Consumer demand getting stronger, construction bouncing back

Rapid wage growth supports recovery in consumer demand

In accordance with the GUS data published today, nominal retail sales growth reported by businesses with more than 9 employees increased to 6.7% YoY in February vs. 4.6% in January, running below market consensus (6.8%) and our forecast (7.2%). Retail sales growth at constant prices accelerated in February to 6.1% YoY, compared to 3.2% in January, running above market consensus (5.1%) and above our forecast (5.8%). In our opinion, an important factor pushing towards stronger than expected YoY acceleration in real total sales growth was the significant and higher than expected increase in the real growth of wages in the enterprise sector to the highest level since 1999 (see MACROpulse of 20/3/2024). Seasonally-adjusted retail sales at constant prices increased by 2.9% MoM in February. After excluding periods in which retail sales were strongly influenced by restrictions related to the pandemic, the MoM sales growth recorded in February 2024 was the strongest in the history of the series we have at our disposal (since 2018).

Recovery in demand for durable goods

What deserves particular attention in the data breakdown in retail sales is the increase in real sales growth in categories covering durable goods. Sales growth in the ‘motor vehicles, motorcycles and parts' category increased from 23.3% YoY in January to 26.6% in February. After excluding data strongly influenced by the first wave of the pandemic in 2020, February's sales growth in this category was the highest since December 2013. On the other hand, in the ‘furniture, consumer electronics and household appliances’ category, sales growth accelerated in February to -5.2% YoY vs. -16.8% in January (which was largely due to the effect of last year's low base), reaching the highest level since January 2023. This data dovetails with the ongoing improvement in consumer sentiment. In February, the consumer sentiment index for 'making important purchases today' increased compared to January and was at its highest level since October 2021. The index relating to 'future making of important purchases' also increased, and – as in January – was the highest since March 2020.

The recovery in consumer demand is broad-based

What also indicates a recovery in consumer demand are the measures we calculate for so-called core sales, in particular sales excluding motor vehicles, motorbikes and parts, furniture, white goods and household appliances. They show a clear increase in annual sales growth in February compared to January 2024. This data signals a broad-based recovery in consumer demand, supported by a rapid decline in inflation, continued strong enterprise wage growth, the valorisation of the 500+ programme to 800+ as well as the expected public sector pay rises and the accompanying smoothing of household consumption over time. Today's retail sales data for February indicates upside risks to our forecast of a significant increase in consumption growth in Q1 2024 (3.0% YoY vs. -0.1% in Q4). At the same time, these figures are in line with our scenario in which a recovery in consumer demand will be the main driver of economic growth in Q1 and throughout 2024.

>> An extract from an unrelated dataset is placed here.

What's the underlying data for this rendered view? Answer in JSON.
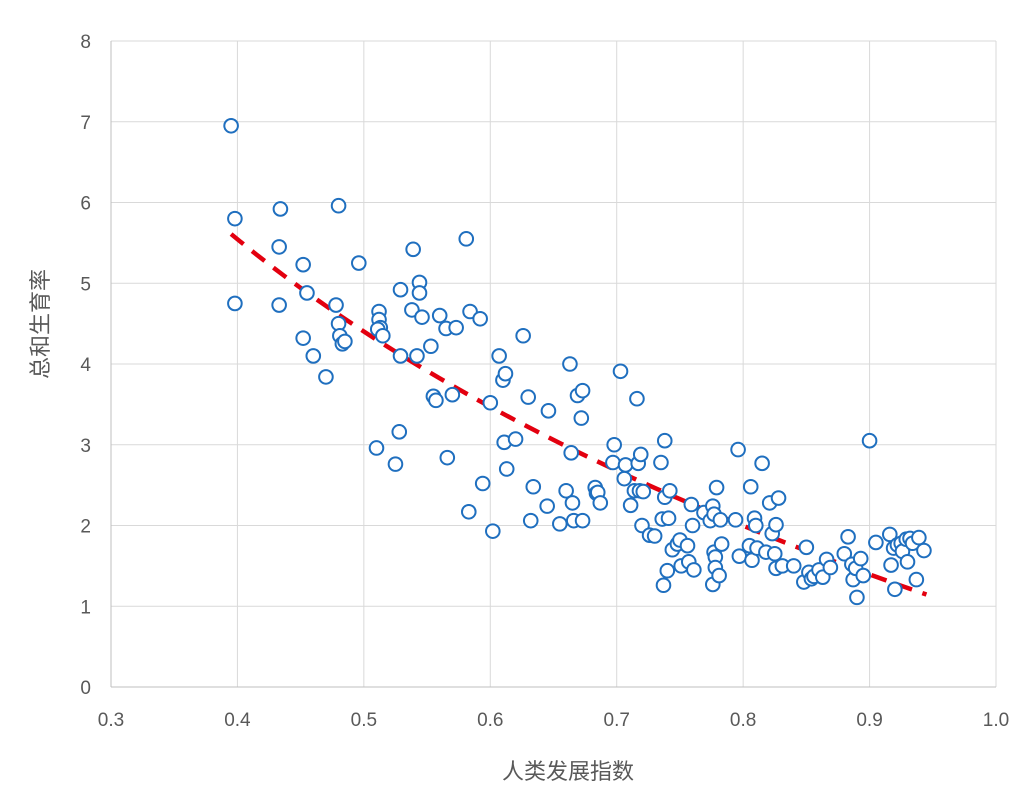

Revival of the construction industry

In accordance with the data published by the GUS, construction and assembly production increased to -4.9% YoY in February vs. a -6.1% in July, running clearly below market consensus (-2.0%) and our forecast (-3.0%). Construction and assembly production growth between January and February was largely driven up by the statistical effect of a favourable difference in the number of working days (in February 2024, there was one day more than in February 2024, while in January 2024 the number of days was the same as last year). Production growth between January and February was driven up by faster growth in the ‘civil engineering works’ (-7.8% YoY in February vs. -10.5% in January) and ‘construction of buildings’ (-0.3% vs. -7.3% YoY) categories. The decline in growth rate in the 'specialised construction works' category (-7.2% YoY vs. 0.5%) had the opposite impact. This structure of production growth confirms that demand in the construction industry is currently strongly constrained by the reduced absorption of EU funds (see MACROmap of 18/3/2024). On the other hand, the revival of housing construction, supported by the effects of the 2% Safe Credit programme, is a factor that is boosting production. The result of these trends was a marked increase in construction and assembly production recorded in February, net of seasonal factors (2.0% compared with January), further supported by a low base effect related to the adverse weather conditions in January (low temperatures combined with heavy snowfall). In the following months, we expect the gradual recovery in construction to continue, supported by an increase in residential construction activity, the upcoming local government elections and the implementation of NRP projects.

In our opinion, today’s data is slightly positive for the PLN and yields on Polish bonds.